“Worth It!” Liahona, Oct. 2006, 20–21
Worth It!
I joined the Church when I was 16 years old. My parents gave me permission, but they did not join with me. On the day of my baptism, my mother told me I could still “get out of it” if I wanted to. But I did not want to get out of it; I wanted to get into it and start my new life. I knew the gospel was true.
Not having my family at church with me, I often felt lonely on Sundays. But it helped when people from the ward would take me to church and sit by me. It also helped to have a calling. When I was called to teach the three-year-olds, I felt much more a part of my ward family.
I didn’t want my baptism to affect my family’s unity. Still, things at home were not always as I wished them to be. My family would do heavy work on Sunday and chide me for not participating. They told me I was lazy. I said I was trying to honor the Sabbath. My family liked to eat out on Sunday, and now I would not go. They said I was tearing apart our family, but I was just trying to live the commandments.

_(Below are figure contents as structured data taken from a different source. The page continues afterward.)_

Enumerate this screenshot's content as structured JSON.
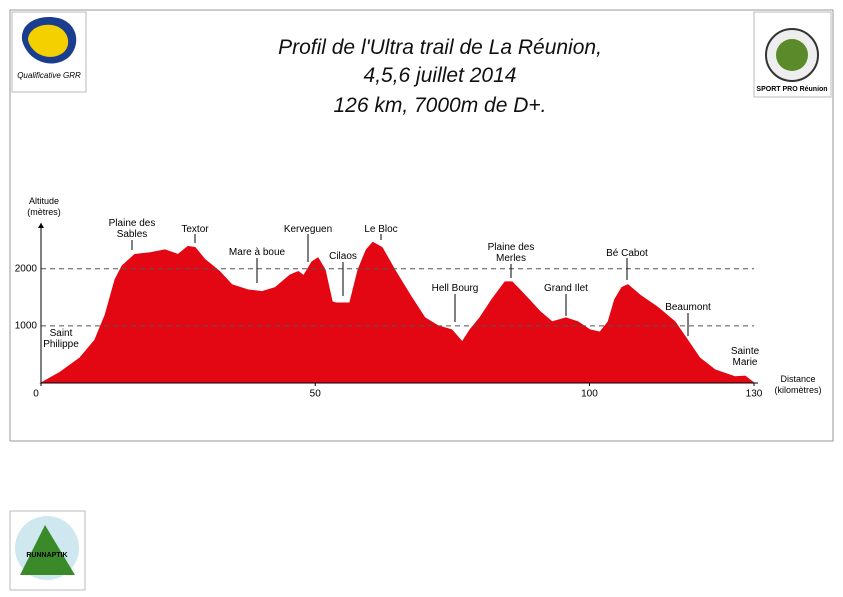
{
  "chart_data": {
    "type": "area",
    "title": "Profil de l'Ultra trail de La Réunion,",
    "subtitle": [
      "4,5,6 juillet 2014",
      "126 km, 7000m de D+."
    ],
    "y_label": "Altitude (mètres)",
    "x_label": "Distance (kilomètres)",
    "x": [
      0,
      3.5,
      7.1,
      9.8,
      11.7,
      13.5,
      14.8,
      17.1,
      19.9,
      22.6,
      25,
      26.8,
      28.1,
      29.9,
      32.6,
      34.8,
      37.7,
      40.3,
      42.7,
      45.4,
      46.9,
      47.9,
      49.4,
      50.5,
      51.8,
      53.1,
      53.8,
      56.3,
      57.8,
      59.3,
      60.5,
      62.2,
      64.5,
      67.3,
      70,
      72.4,
      74.9,
      76.8,
      78.2,
      80,
      82.2,
      84.6,
      85.9,
      88.2,
      91,
      93.2,
      95.7,
      97.9,
      100.1,
      101.9,
      103.4,
      104.6,
      105.9,
      107,
      109.2,
      112.5,
      115.6,
      117.9,
      120.1,
      122.9,
      126.5,
      128.4,
      130
    ],
    "series": [
      {
        "name": "Altitude",
        "color": "#e30613",
        "values": [
          0,
          190,
          440,
          750,
          1190,
          1810,
          2050,
          2250,
          2280,
          2330,
          2250,
          2390,
          2370,
          2160,
          1950,
          1720,
          1630,
          1600,
          1670,
          1890,
          1950,
          1880,
          2120,
          2190,
          1980,
          1420,
          1400,
          1400,
          1980,
          2330,
          2460,
          2370,
          1980,
          1540,
          1140,
          1000,
          930,
          720,
          930,
          1140,
          1460,
          1770,
          1770,
          1540,
          1250,
          1070,
          1140,
          1070,
          930,
          890,
          1070,
          1460,
          1670,
          1720,
          1540,
          1320,
          1070,
          750,
          440,
          230,
          110,
          120,
          0
        ]
      }
    ],
    "xlim": [
      0,
      130
    ],
    "xticks": [
      0,
      50,
      100,
      130
    ],
    "ylim": [
      0,
      2800
    ],
    "yticks": [
      1000,
      2000
    ],
    "grid": true,
    "annotations": [
      "Saint Philippe",
      "Plaine des Sables",
      "Textor",
      "Mare à boue",
      "Kerveguen",
      "Cilaos",
      "Le Bloc",
      "Hell Bourg",
      "Plaine des Merles",
      "Grand Ilet",
      "Bé Cabot",
      "Beaumont",
      "Sainte Marie"
    ],
    "logos": [
      "Qualificative GRR",
      "SPORT PRO Réunion",
      "RUNNAPTIK"
    ]
  }
}
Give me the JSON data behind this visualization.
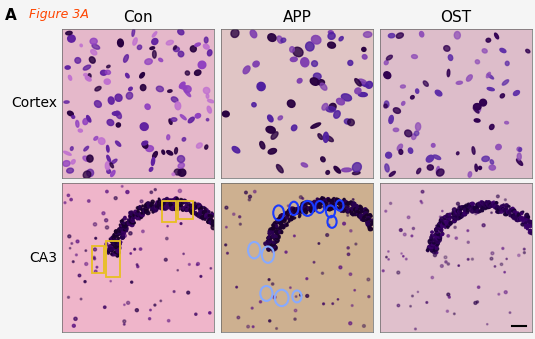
{
  "title_label": "A",
  "figure_label": "Figure 3A",
  "col_labels": [
    "Con",
    "APP",
    "OST"
  ],
  "row_labels": [
    "Cortex",
    "CA3"
  ],
  "background_color": "#f5f5f5",
  "label_color": "#000000",
  "figure_label_color": "#ff4500",
  "yellow_box_color": "#e8c020",
  "blue_circle_color": "#1a3aff",
  "light_blue_circle_color": "#88aaff",
  "cortex_con_bg": "#e8c0d0",
  "cortex_app_bg": "#e0c8c8",
  "cortex_ost_bg": "#ddc0c8",
  "ca3_con_bg": "#f0b8cc",
  "ca3_app_bg": "#d4b898",
  "ca3_ost_bg": "#e0c0cc"
}
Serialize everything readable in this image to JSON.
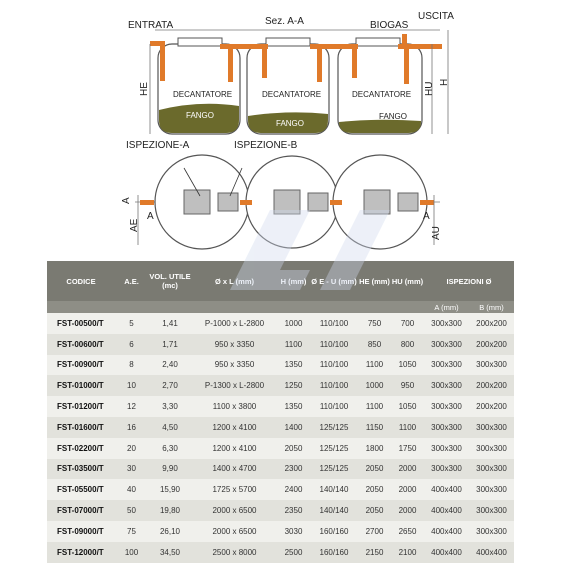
{
  "diagram": {
    "entrata": "ENTRATA",
    "section": "Sez. A-A",
    "biogas": "BIOGAS",
    "uscita": "USCITA",
    "he": "HE",
    "hu": "HU",
    "h": "H",
    "decantatore": "DECANTATORE",
    "fango": "FANGO",
    "ispezione_a": "ISPEZIONE-A",
    "ispezione_b": "ISPEZIONE-B",
    "a": "A",
    "ae": "AE",
    "au": "AU",
    "colors": {
      "tank_outline": "#555555",
      "sludge": "#6b6a2c",
      "pipe": "#e07a2a",
      "inspection": "#7f7f7f"
    }
  },
  "table": {
    "headers": [
      "CODICE",
      "A.E.",
      "VOL. UTILE (mc)",
      "Ø x L (mm)",
      "H (mm)",
      "Ø E - U (mm)",
      "HE (mm)",
      "HU (mm)",
      "ISPEZIONI Ø"
    ],
    "subheaders": [
      "A (mm)",
      "B (mm)"
    ],
    "rows": [
      [
        "FST-00500/T",
        "5",
        "1,41",
        "P-1000 x L-2800",
        "1000",
        "110/100",
        "750",
        "700",
        "300x300",
        "200x200"
      ],
      [
        "FST-00600/T",
        "6",
        "1,71",
        "950 x 3350",
        "1100",
        "110/100",
        "850",
        "800",
        "300x300",
        "200x200"
      ],
      [
        "FST-00900/T",
        "8",
        "2,40",
        "950 x 3350",
        "1350",
        "110/100",
        "1100",
        "1050",
        "300x300",
        "300x300"
      ],
      [
        "FST-01000/T",
        "10",
        "2,70",
        "P-1300 x L-2800",
        "1250",
        "110/100",
        "1000",
        "950",
        "300x300",
        "200x200"
      ],
      [
        "FST-01200/T",
        "12",
        "3,30",
        "1100 x 3800",
        "1350",
        "110/100",
        "1100",
        "1050",
        "300x300",
        "200x200"
      ],
      [
        "FST-01600/T",
        "16",
        "4,50",
        "1200 x 4100",
        "1400",
        "125/125",
        "1150",
        "1100",
        "300x300",
        "300x300"
      ],
      [
        "FST-02200/T",
        "20",
        "6,30",
        "1200 x 4100",
        "2050",
        "125/125",
        "1800",
        "1750",
        "300x300",
        "300x300"
      ],
      [
        "FST-03500/T",
        "30",
        "9,90",
        "1400 x 4700",
        "2300",
        "125/125",
        "2050",
        "2000",
        "300x300",
        "300x300"
      ],
      [
        "FST-05500/T",
        "40",
        "15,90",
        "1725 x 5700",
        "2400",
        "140/140",
        "2050",
        "2000",
        "400x400",
        "300x300"
      ],
      [
        "FST-07000/T",
        "50",
        "19,80",
        "2000 x 6500",
        "2350",
        "140/140",
        "2050",
        "2000",
        "400x400",
        "300x300"
      ],
      [
        "FST-09000/T",
        "75",
        "26,10",
        "2000 x 6500",
        "3030",
        "160/160",
        "2700",
        "2650",
        "400x400",
        "300x300"
      ],
      [
        "FST-12000/T",
        "100",
        "34,50",
        "2500 x 8000",
        "2500",
        "160/160",
        "2150",
        "2100",
        "400x400",
        "400x400"
      ]
    ]
  }
}
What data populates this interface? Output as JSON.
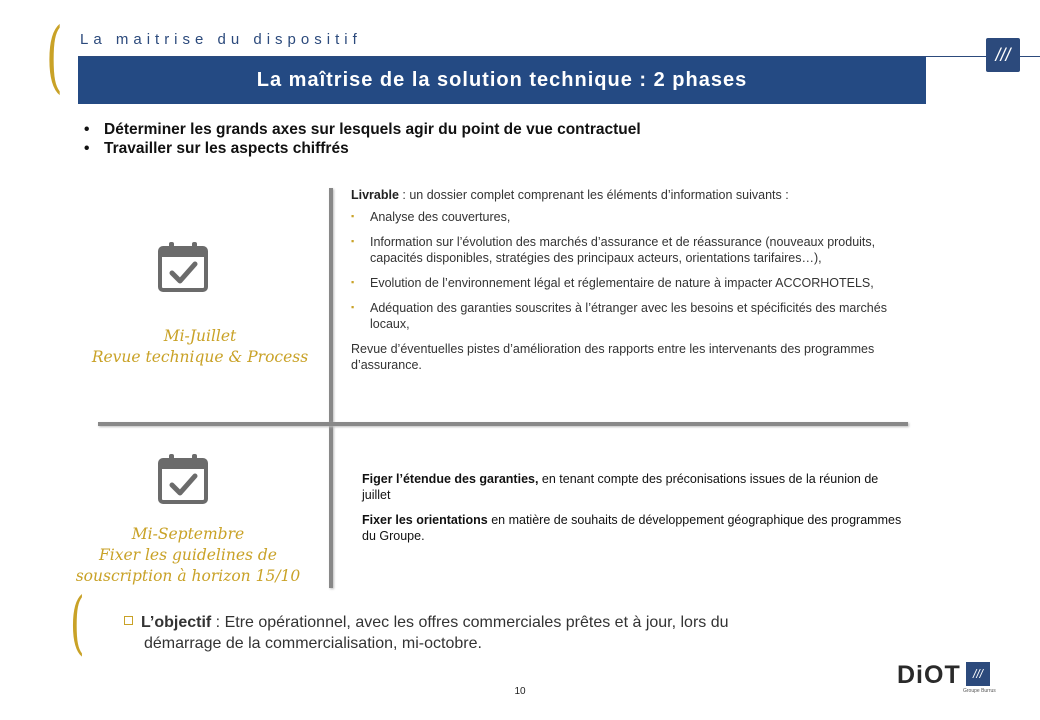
{
  "header": {
    "section_label": "La maitrise du dispositif",
    "title": "La maîtrise de la solution technique : 2 phases",
    "open_paren": "("
  },
  "bullets": [
    "Déterminer les grands axes sur lesquels agir du point de vue contractuel",
    "Travailler sur les aspects chiffrés"
  ],
  "phase1": {
    "label_line1": "Mi-Juillet",
    "label_line2": "Revue technique & Process",
    "icon": "calendar-check-icon",
    "livrable_bold": "Livrable",
    "livrable_rest": " : un dossier complet comprenant les éléments d’information suivants :",
    "items": [
      "Analyse des couvertures,",
      "Information sur l’évolution des marchés d’assurance et de réassurance (nouveaux produits, capacités disponibles, stratégies des principaux acteurs, orientations tarifaires…),",
      "Evolution de l’environnement légal et réglementaire de nature à impacter ACCORHOTELS,",
      "Adéquation des garanties souscrites à l’étranger avec les besoins et spécificités des marchés locaux,"
    ],
    "footer": "Revue d’éventuelles pistes d’amélioration des rapports entre les intervenants des programmes d’assurance."
  },
  "phase2": {
    "label_line1": "Mi-Septembre",
    "label_line2": "Fixer les guidelines de",
    "label_line3": "souscription à horizon 15/10",
    "icon": "calendar-check-icon",
    "p1_bold": "Figer l’étendue des garanties,",
    "p1_rest": " en tenant compte des préconisations issues de la réunion de juillet",
    "p2_bold": "Fixer les orientations",
    "p2_rest": " en matière de souhaits de développement géographique des programmes du Groupe."
  },
  "objective": {
    "bold": "L’objectif",
    "line1_rest": " : Etre opérationnel, avec les offres commerciales prêtes et à jour, lors du",
    "line2": "démarrage de la commercialisation, mi-octobre."
  },
  "footer": {
    "page_number": "10",
    "brand": "DiOT",
    "brand_sub": "Groupe Burrus"
  },
  "colors": {
    "accent_gold": "#c9a227",
    "brand_blue": "#244a83"
  }
}
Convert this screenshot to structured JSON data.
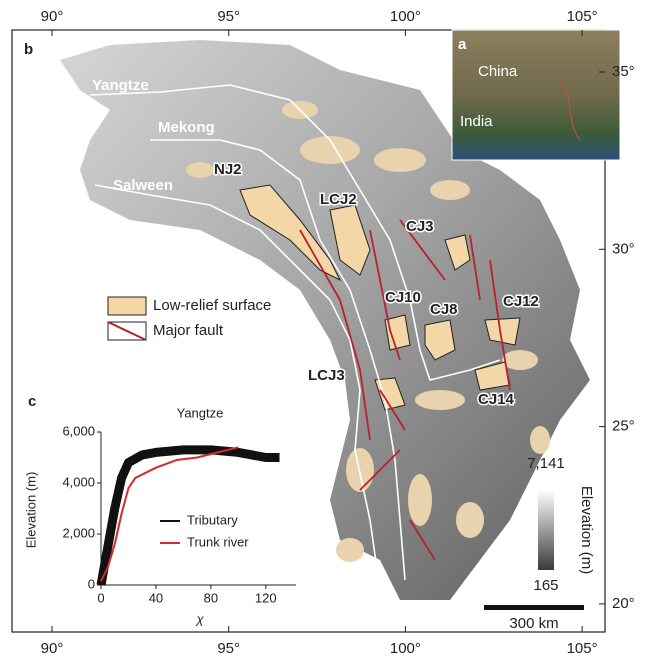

What kept me going was the Spirit of the Lord. I really felt it in my life. I felt it when I bore my testimony, when I read my scriptures, and when I prayed. These were all things I learned to do from my teachers at church. I listened very hard and tried to learn the things that would improve my life.
But I often felt out of place at church because I was learning so many new things. I bought some new long skirts to replace my short ones. When I wore them to church, I found out they were still too short to meet Church standards. I didn’t understand what my friends meant when they used Church-related abbreviations. I was too nervous and shy to ask them the meanings of things.
What helped was the teens befriending me and taking time to include me. They seemed to have a natural way of caring for new members. Another thing that helped was visualizing my family in the next life. I never wanted them to be disappointed in me for not living the gospel when I knew it to be true. Even though times were difficult when I was a teenager, I tried to think of the future and my responsibility to my family. If I did not live the gospel, how would my family ever have a chance of accepting it?
Now I am older and married and have teenagers of my own. They are strong in the Church and do not have problems knowing things about the Church that I had to learn from experience. They fit in well and serve in the presidencies in their classes. When I was a teenager I was trying to be a good example for my mom and dad. Unfortunately, they never did join the Church. But I did not realize then that doing what was right was crucial to teenagers I would meet later in my life, who became dearer to me than life itself—my own children.
What you choose today will affect the people who are in your life now. But there are also some special people in your future who are hoping you will do what is right. Their futures may depend on your choosing what is right today. No matter how awkward others may make you feel for making right choices, in the end it will all be worth it.